We know, for the purposes of this analysis, that invoices with a whole album purchased ***do not*** also include individual tracks. In other words, an invoice is either entirely a whole album, or entirely a collection of tracks from different albums. We can use this information to aid our analysis by creating a view that comprises of one (effectively random) track from each invoice.
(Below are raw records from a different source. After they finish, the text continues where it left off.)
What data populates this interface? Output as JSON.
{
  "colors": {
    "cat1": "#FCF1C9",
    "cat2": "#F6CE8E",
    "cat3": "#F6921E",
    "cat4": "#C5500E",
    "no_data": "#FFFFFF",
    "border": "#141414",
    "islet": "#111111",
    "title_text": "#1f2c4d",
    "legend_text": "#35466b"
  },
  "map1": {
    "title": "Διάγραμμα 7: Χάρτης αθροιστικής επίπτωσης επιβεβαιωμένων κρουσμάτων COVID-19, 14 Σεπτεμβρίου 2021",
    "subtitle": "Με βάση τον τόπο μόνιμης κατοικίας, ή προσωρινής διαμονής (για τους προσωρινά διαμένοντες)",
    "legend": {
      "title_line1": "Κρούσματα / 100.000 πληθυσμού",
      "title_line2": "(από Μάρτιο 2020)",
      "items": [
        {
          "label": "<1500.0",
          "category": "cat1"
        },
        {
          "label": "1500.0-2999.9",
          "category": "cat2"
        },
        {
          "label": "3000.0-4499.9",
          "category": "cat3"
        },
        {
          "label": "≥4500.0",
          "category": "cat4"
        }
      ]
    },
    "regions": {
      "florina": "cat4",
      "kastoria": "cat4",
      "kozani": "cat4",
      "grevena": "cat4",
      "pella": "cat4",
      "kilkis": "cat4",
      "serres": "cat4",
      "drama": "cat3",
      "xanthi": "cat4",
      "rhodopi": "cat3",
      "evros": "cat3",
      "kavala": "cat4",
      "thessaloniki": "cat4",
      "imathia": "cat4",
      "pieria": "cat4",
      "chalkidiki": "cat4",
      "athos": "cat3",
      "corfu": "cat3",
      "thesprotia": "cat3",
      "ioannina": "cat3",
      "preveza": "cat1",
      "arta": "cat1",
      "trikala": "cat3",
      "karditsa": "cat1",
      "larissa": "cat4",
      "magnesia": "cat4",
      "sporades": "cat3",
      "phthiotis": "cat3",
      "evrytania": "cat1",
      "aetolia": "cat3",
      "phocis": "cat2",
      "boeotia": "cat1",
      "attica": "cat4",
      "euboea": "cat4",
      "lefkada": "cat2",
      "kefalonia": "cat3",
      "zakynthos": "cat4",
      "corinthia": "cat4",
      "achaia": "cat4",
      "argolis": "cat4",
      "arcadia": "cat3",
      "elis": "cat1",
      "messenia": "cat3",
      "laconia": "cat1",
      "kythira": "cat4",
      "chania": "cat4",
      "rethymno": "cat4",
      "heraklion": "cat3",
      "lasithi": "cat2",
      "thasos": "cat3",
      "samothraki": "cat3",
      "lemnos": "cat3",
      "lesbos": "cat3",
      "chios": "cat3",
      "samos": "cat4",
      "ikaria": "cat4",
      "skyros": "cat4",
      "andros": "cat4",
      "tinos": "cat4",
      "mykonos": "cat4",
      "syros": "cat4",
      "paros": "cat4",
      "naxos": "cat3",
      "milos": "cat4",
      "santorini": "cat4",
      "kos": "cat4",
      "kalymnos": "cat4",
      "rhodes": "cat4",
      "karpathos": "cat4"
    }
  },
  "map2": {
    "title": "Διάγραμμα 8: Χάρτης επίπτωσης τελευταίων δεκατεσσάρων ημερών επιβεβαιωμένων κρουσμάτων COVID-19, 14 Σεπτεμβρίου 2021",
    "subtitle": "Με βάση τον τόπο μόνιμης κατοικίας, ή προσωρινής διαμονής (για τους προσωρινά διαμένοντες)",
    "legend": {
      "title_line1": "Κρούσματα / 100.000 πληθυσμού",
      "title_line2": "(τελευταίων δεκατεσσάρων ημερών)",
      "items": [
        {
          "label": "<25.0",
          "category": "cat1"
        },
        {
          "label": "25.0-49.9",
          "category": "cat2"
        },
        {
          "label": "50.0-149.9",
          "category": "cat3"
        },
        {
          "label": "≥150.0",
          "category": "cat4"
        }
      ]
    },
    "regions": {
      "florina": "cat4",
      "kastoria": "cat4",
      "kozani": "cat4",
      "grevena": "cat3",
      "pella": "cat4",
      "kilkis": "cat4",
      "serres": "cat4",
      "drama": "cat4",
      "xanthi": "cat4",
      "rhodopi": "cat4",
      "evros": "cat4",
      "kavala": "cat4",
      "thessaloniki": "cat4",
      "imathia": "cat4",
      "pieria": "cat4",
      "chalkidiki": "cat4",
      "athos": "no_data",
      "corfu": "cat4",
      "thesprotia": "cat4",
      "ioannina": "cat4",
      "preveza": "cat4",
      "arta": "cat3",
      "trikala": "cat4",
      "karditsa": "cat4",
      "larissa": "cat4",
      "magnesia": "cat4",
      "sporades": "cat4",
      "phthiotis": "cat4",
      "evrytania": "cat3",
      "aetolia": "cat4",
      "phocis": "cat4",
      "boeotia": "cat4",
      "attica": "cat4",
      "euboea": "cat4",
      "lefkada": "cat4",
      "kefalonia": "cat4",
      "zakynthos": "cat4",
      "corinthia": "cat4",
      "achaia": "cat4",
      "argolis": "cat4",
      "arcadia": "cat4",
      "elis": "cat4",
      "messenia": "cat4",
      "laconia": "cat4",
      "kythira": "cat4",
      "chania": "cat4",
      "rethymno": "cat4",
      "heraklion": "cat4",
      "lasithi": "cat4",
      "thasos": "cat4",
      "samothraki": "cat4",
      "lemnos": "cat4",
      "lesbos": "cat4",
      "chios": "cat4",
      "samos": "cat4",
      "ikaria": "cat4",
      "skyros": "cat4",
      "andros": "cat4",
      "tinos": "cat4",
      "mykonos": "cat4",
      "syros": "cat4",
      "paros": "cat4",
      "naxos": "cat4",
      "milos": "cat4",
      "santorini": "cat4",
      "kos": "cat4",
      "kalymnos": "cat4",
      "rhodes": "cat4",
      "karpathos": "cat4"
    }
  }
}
We can then find the other `track_id`s in the album that this track belongs to, and cross reference that list with the other `track_id`s in the invoice.

In [17]:
%%sql
CREATE VIEW invoice_single_track_table AS
    SELECT
        "invoice_id",
        MAX("track_id") "track_id"
    FROM invoice_line
    GROUP BY "invoice_id"
    ;

 * sqlite:///chinook.db
Done.


[]

Ensure that the view was created properly...

In [18]:
%%sql
SELECT * FROM invoice_single_track_table
LIMIT 5

 * sqlite:///chinook.db
Done.


invoice_id,track_id
1,1173
2,3476
3,2646
4,3448
5,2002


Now we find the other `track_id`s in the album that this track belongs to, and cross reference that list with the other `track_id`s in the invoice, and finally compile the results.

In [19]:
%%sql
SELECT
    COUNT(*) "no_of_invoices",
    CAST(SUM("album_purchase?") AS FLOAT)/CAST(COUNT(*) AS FLOAT) * 100 "pct_album_purchase"
FROM
(
    SELECT
        "invoice_id",
        CASE
            WHEN
            (
                SELECT
                    "track_id"
                FROM track
                WHERE "album_id" = (
                                    SELECT
                                        "album_id"
                                    FROM track
                                    WHERE "track_id" = istt."track_id"
                                    )

                EXCEPT

                SELECT
                    "track_id"
                FROM invoice_line il
                WHERE "invoice_id" = istt."invoice_id"
            ) IS NULL
            AND
            (
                SELECT
                    "track_id"
                FROM invoice_line il
                WHERE "invoice_id" = istt."invoice_id"

                EXCEPT

                SELECT
                    "track_id"
                FROM track
                WHERE "album_id" = (
                                    SELECT
                                        "album_id"
                                    FROM track
                                    WHERE "track_id" = istt."track_id"
                                    )
            ) IS NULL
            THEN 1
            ELSE 0
        END AS "album_purchase?"
    FROM invoice_single_track_table istt
)

 * sqlite:///chinook.db
Done.


no_of_invoices,pct_album_purchase
614,18.566775244299677


Looks like of all the invoices, only 18% of them are full album purchases, indicating that most customers of the Chinook music store pick and choose the individual tracks they like, when shopping. This indicates that the Chinook management team might be better served purchasing only the popular songs from the record companies. As a next step, it would be worth exploring just how this strategy would affect Chinook's customers. In other words, if Chinook management only bought the most popular songs for, say, the past two years, how much revenue would they have missed out on in terms of song purchases? Then we can compare this number to the amount of money they'd have saved by not purchasing the full albums. If the latter number is greater than the former, then the management team should only buy popular songs, instead of entire albums.

In [20]:
%%sql
DROP VIEW invoice_single_track_table

 * sqlite:///chinook.db
Done.


[]

In this project, we've used SQL to explore some business and personnel questions for the hypothetical online music store, Chinook Inc. We joined several tables, aggregated multiple statistics, and even segmented the data by some specified rules (like album purchase invoices vs single song purchase invoices).